Now, let's convert these concepts into a Python class using the backtrader library:

import backtrader as bt



class DEMA(bt.Indicator):

    lines = ('dema',)

    params = (('period', 12),)



    def __init__(self):

        self.addminperiod(self.params.period)



    def next(self):

        weight = 2.0 / (1.0 + self.params.period)



        if len(self.data) == self.params.period:

            last_ema = sum(self.data.get(size=self.params.period)) / self.params.period

            last_ema_of_ema = sum(self.data.get(size=self.params.period)) / self.params.period

        elif len(self.data) > self.params.period:

            last_ema = (weight * self.data[0] +

                        (1.0 - weight) * self.lines.dema[-1])

            last_ema_of_ema = (weight * last_ema +

                               (1.0 - weight) * self.lines.dema[-1])

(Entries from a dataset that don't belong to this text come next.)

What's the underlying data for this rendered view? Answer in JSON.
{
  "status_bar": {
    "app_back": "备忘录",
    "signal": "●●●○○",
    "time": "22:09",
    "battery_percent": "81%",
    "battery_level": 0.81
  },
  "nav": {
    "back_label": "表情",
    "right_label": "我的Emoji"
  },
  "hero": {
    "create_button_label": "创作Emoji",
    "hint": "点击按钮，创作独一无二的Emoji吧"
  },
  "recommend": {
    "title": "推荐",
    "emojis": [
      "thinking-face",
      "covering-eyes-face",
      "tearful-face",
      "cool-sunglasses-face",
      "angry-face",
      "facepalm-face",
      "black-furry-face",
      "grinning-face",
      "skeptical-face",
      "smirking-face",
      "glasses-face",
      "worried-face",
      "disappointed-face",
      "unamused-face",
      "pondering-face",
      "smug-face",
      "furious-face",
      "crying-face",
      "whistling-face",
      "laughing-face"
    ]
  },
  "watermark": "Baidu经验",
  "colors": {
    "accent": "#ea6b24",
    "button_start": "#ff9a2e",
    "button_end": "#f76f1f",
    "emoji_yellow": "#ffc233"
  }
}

        ema = (weight * self.data[0] +

               (1.0 - weight) * last_ema)

        ema_of_ema = (weight * ema +

                      (1.0 - weight) * last_ema_of_ema)



        self.lines.dema[0] = 2.0 * ema - ema_of_ema

This Python class defines a custom indicator DEMA that inherits from bt.Indicator. It has a single line called dema and a parameter period with a default value of 12. The __init__ method sets the minimum period required for calculations. The next method is called for each new bar and implements the DEMA calculation logic.

Note that the conversion assumes that the mq4 script is correctly implemented and the logic is accurately translated into the Python class.